Congruent with this data, a meta-analysis of 49279 subjects from seven case-controlled studies showed that BNP promoter T-381C polymorphism (rs198389), associated with higher BNP levels, has modest protective effect against type 2 diabetes [110]. However, this polymorphism is not associated with a decreased HF risk in large population based-cohort studies, indicating that increase in BNP levels because of the genetic variation might not be large enough to cause clinically detectable risk reduction [111,112]. Supporting the role of natriuretic peptides in adiposity, significant increases in the levels of BNP and NT-proBNP were observed in obese patients following gastric bypass surgery [113,114]. Similarly, weight loss as a result of comprehensive lifestyle changes in patients with coronary heart disease and coronary heart disease risk factors and/or diabetes mellitus decreased insulin and increased BNP levels [115], suggesting that loss of natriuretic peptide clearance pathways as well as hyperinsulinemia regulate natriuretic peptide levels.

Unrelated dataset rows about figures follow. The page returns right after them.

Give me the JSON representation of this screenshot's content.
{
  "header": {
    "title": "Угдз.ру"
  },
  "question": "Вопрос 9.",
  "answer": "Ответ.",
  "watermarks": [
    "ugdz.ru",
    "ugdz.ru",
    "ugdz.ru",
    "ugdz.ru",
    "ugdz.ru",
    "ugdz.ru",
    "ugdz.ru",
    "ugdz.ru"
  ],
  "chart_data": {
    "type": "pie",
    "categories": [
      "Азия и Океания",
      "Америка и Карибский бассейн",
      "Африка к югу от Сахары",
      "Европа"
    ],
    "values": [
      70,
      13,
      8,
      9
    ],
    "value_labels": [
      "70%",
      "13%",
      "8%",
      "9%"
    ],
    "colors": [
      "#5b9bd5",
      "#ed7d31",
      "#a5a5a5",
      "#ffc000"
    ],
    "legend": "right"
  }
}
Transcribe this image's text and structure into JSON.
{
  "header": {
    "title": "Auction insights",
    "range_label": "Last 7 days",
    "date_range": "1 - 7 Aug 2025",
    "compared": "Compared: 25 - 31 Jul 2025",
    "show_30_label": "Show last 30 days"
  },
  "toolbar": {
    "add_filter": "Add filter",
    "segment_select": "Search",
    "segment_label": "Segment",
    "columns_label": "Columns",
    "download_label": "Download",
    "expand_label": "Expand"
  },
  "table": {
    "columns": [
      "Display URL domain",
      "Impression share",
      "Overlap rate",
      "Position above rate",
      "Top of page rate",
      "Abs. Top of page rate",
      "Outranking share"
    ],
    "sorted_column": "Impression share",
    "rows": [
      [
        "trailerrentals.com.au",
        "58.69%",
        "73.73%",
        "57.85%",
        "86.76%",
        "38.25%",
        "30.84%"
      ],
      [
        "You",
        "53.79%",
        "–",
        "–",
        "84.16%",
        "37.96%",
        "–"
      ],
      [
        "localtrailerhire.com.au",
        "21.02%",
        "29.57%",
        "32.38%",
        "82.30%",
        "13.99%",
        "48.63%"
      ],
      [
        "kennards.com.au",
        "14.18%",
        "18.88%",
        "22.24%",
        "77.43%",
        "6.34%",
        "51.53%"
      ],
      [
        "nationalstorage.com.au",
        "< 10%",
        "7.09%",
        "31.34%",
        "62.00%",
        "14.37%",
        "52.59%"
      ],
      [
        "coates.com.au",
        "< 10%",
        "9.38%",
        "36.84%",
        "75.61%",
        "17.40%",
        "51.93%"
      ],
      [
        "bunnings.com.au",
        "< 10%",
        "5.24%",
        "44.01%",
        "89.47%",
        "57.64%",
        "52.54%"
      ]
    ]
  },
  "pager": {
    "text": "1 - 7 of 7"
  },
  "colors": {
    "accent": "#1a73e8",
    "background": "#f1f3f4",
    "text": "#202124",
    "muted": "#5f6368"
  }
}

Validity of BNP as a marker for CHF in Obese Patients

Because obese subjects have BNP levels below the traditional cutoff used to diagnose CHF, lower thresholds should be used to diagnose HF in this patient population [6]. Based on the established clinical threshold of 100 pg/mL, BNP testing yielded false negative results in 20% of obese HF patients [6,116]. Hence, a cut point of BNP ≤ 54 pg/mL is recommended for ruling out CHF in severely obese patients (BMI ≥ 35) (Table 1) [6]. It is also suggested that a higher BNP cut point of ≥170 pg/mL in lean patients increases specificity. In contrast to BNP cut points, relatively lower concentrations NT-proBNP in overweight and obese patients with acute dyspnea retain their diagnostic and prognostic capacity [117]. A cut point of 300 ng/L NT-proBNP had highly significant negative likelihood ratio of 0.02, 0.03, and 0.08 for BMI of <25.0, 25.0–29.9, and ≥30.0, respectively, ruling out acute HF. Also, a NT-proBNP cut point of >986 ng/L remained strongly prognostic across all 3 BMI groups.

Conclusions

HF has become the most common cardiovascular diagnosis in hospitalized patients and, at the same time, the proportion of HF patients with significant obesity has increased dramatically due to the increase in obesity in the general population. For this reason, more precise understanding on the inter-relationship between BMI and BNP measurements is of critical importance and will facilitate more accurate diagnosis of HF in obese patients. In this review, we have illustrated new knowledge on important relationships that exist between natriuretic peptides and lipid metabolism as well as the regulation of natriuretic peptide secretion and activity in normal body weight and obesity. Further basic and translational research offers the possibility of formulating new therapeutic strategies for treatment of vascular and metabolic diseases in general and CHF in particular.

Highlights.

• The biology, physiology, and pathophysiology of BNP and NT-proBNP peptides and cardiac endocrine paradox in heart failure was examined.

• The diagnostic and prognostic value of BNP and NT-proBNP levels in heart failure was enumerated.

• The discord between BNP levels and heart failure in obese patients was discussed, with validation of new cut points.

• Plausible mechanisms and biological explanations for the discord between BNP levels and heart failure in obese patients were proposed.